While this may offer scant hope for commercial payers, it is important to recall that many physician, hospital, and ancillary reimbursement arrangements are based on Medicare rates (Workers’ comp fee schedules, DRGs, RBRVS, etc.). Therefore, it is possible that any Federal pricing standard would replace the much-maligned Average Wholesale Price as the basis for pricing drugs.
And that would be great news.
DR. R Centor’s DB’s Medical Rants weblog has a great piece about an MD’s decision to stop meeting with drug reps and accepting gifts from same. The piece is short and well worth the read.
Timing is everything; I am just finishing the second annual survey of prescription drug management in WC. One of the notable changes from last year to this is the recognition by WC payers of the key role of the treating MD in prescription drug cost. There is what can only be characterized as wide-spread recognition on the part of large WC insurers that the most important single stakeholder in this is the treating physician.
Kudos to the Cedar Rapids docs for showing the way.
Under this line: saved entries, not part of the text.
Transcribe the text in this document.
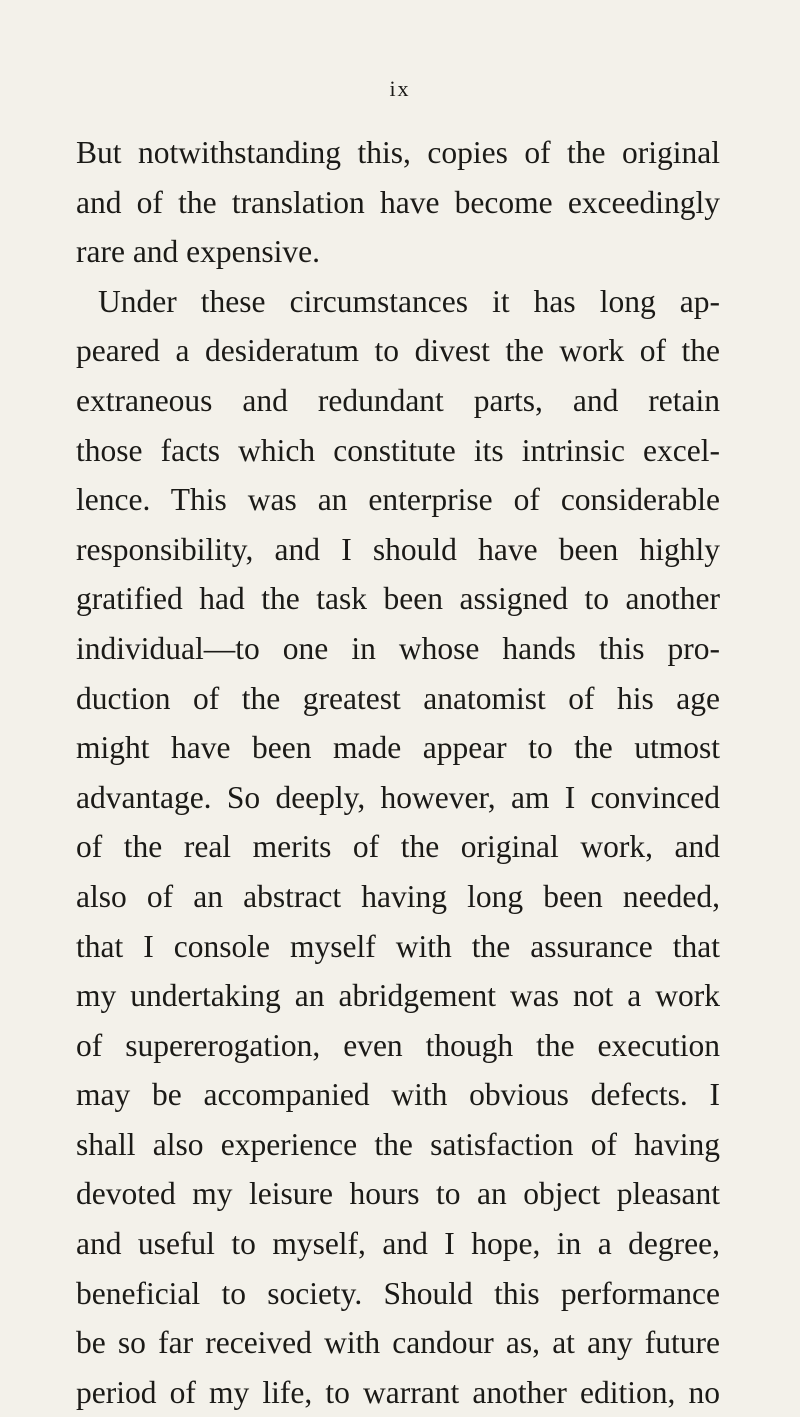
ix
But notwithstanding this, copies of the original
and of the translation have become exceedingly
rare and expensive.
Under these circumstances it has long ap-
peared a desideratum to divest the work of the
extraneous and redundant parts, and retain
those facts which constitute its intrinsic excel-
lence. This was an enterprise of considerable
responsibility, and I should have been highly
gratified had the task been assigned to another
individual—to one in whose hands this pro-
duction of the greatest anatomist of his age
might have been made appear to the utmost
advantage. So deeply, however, am I convinced
of the real merits of the original work, and
also of an abstract having long been needed,
that I console myself with the assurance that
my undertaking an abridgement was not a work
of supererogation, even though the execution
may be accompanied with obvious defects. I
shall also experience the satisfaction of having
devoted my leisure hours to an object pleasant
and useful to myself, and I hope, in a degree,
beneficial to society. Should this performance
be so far received with candour as, at any future
period of my life, to warrant another edition, no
DB’s Medical Rants has an interesting discussion re why MDs prescribe Vioxx, Celebrex, etc. As MDs are the ones ultimately driving prescription volume, it bears reading.
HSA (my firm) is completing a study of prescription drug management in Workers’ Comp – one of the very preliminary findings is the strong opinion among WC payers that MDs are in large part responsible for Rx cost inflation.
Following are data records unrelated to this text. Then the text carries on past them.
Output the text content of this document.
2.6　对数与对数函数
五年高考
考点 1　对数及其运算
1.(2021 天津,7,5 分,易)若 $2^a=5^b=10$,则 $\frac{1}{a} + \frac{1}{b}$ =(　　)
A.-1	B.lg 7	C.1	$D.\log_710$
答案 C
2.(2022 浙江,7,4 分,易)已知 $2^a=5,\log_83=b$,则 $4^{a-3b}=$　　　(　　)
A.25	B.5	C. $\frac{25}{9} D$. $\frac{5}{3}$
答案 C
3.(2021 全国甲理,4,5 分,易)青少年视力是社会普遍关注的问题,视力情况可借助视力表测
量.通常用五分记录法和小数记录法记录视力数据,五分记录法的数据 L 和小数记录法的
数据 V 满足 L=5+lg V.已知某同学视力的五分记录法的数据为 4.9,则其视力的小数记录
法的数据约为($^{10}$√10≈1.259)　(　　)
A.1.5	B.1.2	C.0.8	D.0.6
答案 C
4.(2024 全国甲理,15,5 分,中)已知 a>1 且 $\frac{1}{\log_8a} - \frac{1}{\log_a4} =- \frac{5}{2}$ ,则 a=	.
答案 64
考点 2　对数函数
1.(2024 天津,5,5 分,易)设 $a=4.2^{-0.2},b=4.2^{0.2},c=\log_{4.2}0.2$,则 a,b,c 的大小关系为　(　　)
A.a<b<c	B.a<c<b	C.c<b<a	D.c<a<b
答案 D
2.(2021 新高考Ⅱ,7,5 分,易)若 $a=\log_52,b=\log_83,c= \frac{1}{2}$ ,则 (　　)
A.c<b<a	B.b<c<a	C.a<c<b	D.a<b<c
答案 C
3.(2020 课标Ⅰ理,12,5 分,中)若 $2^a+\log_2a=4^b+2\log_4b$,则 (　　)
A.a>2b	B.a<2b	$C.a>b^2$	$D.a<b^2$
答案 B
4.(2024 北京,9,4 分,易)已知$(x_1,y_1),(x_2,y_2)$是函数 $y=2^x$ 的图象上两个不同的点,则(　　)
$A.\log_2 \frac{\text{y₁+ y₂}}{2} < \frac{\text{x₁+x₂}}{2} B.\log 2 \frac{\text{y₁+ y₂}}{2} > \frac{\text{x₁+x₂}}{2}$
Payers are frustrated that MDs are prescribing drugs patients don’t need, driving up short term costs with no attendant benefit to patients. Meanwhile, these decisions may very well lead to additional costs, as patients suffering cardiovascular events who also took COX-2s for WC injuries seek compensation from their WC payer.
The net – payers see MD prescribing behavior as abdicating responsibility, and increasing payer costs. Frustration is rampant.